SANTA FE — Santa Fe city officials are considering a number of ideas designed to improve security at the Santa Fe Railyard.
Proposals to be reviewed by the City Council next month include hiring a private security guard to patrol the area, amping up police presence during warmer months and formally prohibiting camping on city property.
The plan stems from a resolution unanimously approved by the City Council in October that directed staff “to explore the options and feasibility for acquiring security at the Santa Fe Railyard.”
The move was a response to increasing police calls to the Railyard area and crime that has ranged from assaults, robberies and public drunkenness to vandalism and graffiti, according to the resolution.
“We’ve spent all this money and effort in developing that park, and it would be a shame to see it degrade and not be available for everyone to use,” City Councilor Patti Bushee said.
Bushee and fellow Councilor Chris Calvert, who represent the city district that includes the Railyard, both said last fall they had received complaints from people living in the Railyard and surrounding areas. Bushee held a series of meetings on the problems that attracted about 40 attendees.
“I think the meetings we had in the Railyard and really putting the focus on the level of crime and type of crime and trying to tailor a response to those issues, I think that’s what this package does,” Bushee said.

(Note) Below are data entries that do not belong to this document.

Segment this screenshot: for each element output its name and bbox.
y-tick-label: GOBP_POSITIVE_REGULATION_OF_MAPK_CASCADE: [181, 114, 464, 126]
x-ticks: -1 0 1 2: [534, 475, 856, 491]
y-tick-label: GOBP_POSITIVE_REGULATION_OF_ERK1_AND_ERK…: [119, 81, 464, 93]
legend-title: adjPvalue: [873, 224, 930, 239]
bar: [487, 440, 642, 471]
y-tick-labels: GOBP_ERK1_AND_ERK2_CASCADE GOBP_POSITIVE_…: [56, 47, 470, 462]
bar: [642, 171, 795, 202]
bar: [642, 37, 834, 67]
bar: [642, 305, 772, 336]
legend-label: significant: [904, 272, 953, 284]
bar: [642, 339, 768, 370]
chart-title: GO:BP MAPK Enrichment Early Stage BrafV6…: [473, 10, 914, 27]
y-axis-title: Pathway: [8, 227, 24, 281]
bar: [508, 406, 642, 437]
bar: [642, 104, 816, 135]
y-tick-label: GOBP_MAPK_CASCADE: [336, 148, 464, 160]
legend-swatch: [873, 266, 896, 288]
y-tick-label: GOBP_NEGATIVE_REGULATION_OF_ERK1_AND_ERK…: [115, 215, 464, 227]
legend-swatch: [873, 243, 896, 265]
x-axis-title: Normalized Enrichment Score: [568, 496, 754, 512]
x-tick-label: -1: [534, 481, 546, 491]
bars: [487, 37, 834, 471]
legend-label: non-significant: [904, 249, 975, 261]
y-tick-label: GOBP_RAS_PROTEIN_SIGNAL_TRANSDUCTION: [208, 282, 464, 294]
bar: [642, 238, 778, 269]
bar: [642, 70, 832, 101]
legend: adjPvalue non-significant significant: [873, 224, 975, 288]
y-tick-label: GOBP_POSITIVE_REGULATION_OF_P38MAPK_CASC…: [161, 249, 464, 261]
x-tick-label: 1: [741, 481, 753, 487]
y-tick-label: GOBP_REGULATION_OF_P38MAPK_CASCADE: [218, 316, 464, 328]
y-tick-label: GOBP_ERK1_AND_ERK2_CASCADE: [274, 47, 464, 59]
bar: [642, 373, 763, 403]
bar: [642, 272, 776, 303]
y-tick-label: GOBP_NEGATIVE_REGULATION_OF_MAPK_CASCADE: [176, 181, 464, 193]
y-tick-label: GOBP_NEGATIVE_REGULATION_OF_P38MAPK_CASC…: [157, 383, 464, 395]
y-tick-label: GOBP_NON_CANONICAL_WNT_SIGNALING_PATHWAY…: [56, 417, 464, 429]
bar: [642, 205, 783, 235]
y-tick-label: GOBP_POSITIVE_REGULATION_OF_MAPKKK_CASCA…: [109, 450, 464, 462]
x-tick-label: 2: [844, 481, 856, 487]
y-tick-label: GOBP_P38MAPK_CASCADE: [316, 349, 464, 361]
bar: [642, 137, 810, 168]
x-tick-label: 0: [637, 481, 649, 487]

She added that “a hard-core group of folks” with serious drug and alcohol problems have staked out places to camp or stay near the Railyard.
Some of the proposals — such as banning camping on city property — appear to be aimed at homeless or itinerate people who gather in or around the Railyard and other park land.

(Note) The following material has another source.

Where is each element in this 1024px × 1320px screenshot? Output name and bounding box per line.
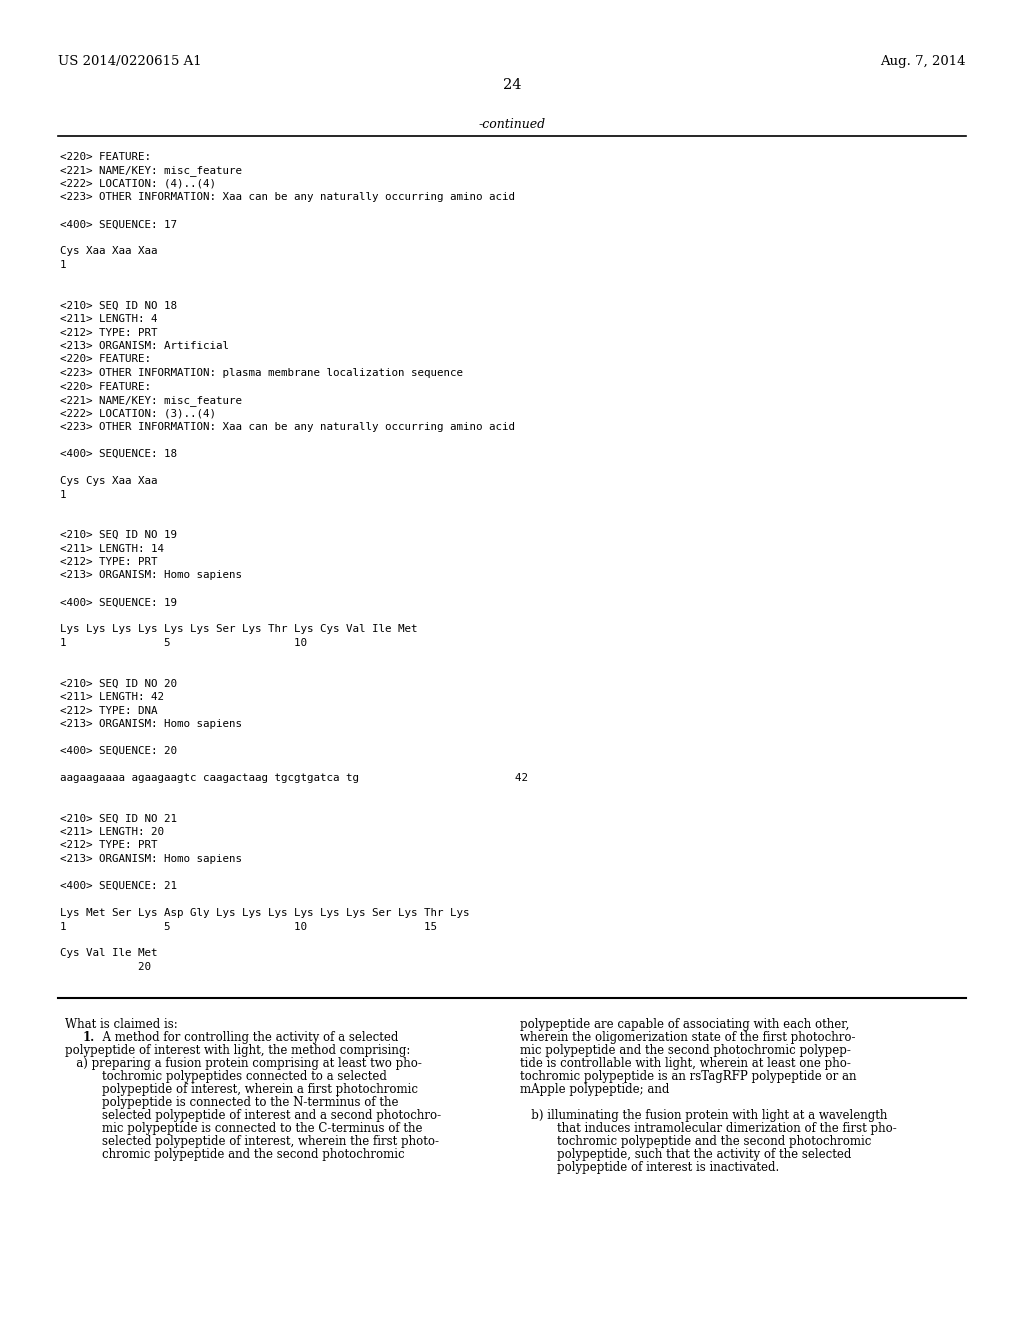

A group consisting of City Manager Robert Romero and employees from Santa Fe’s police, fire, legal and public works departments, as well as staff from the Santa Fe Railyard Community Corp., the nonprofit that runs the Railyard under contract with the city, came up with the recommendations.
The most expensive idea on the group’s list involves hiring private security for the Railyard. A guard would patrol the Railyard seven days a week, from 10 a.m. to 10 p.m., at an estimated cost of $95,400 per year. The security company would be paid for by Railyard gross receipts tax revenue.
The city of Santa Fe already pays for outside security officers at several of its facilities, including the Railyard parking garage.
Romero’s group is also recommending the city put a police officer on duty at the Railyard from noon to 10 p.m. on weekends during the “high” season of May through August. The officer would be hired from a list of overtime volunteers, so the department won’t be taking officers off the street for Railyard duty, Police Chief Ray Rael told the city’s Public Safety Committee.
The police department recently opened a new substation at the Santa Fe Depot in the Railyard, but Rael said it operates mainly as a base for bicycle patrol officers and isn’t manned all the time.
Other recommendations to reduce crime at the Railyard include:
♦ Formally prohibiting camping on city property. Activity in city parks is expected to stop when the parks close at 10 p.m., but city law doesn’t specifically prohibit camping.
♦ Installing four to six security cameras in the Railyard, the same kind slated for use later this year at trailheads and parks.
♦ Amending city law to prohibit people from possessing an open alcohol container in an unlicensed public space, aimed at helping Santa Fe police officers crack down on illegal public alcohol consumption. It’s already unlawful to drink alcohol in such an area, but police say it can be difficult to take action if they don’t actually see someone drinking.
♦ Creating ordinances to regulate liquor sales in the Railyard area. This would include monitoring store hours and prohibiting the sale of products between 6 and 9 p.m., as well as the sale of “single” bottle of spirits, beer and malt liquor and cold beverages.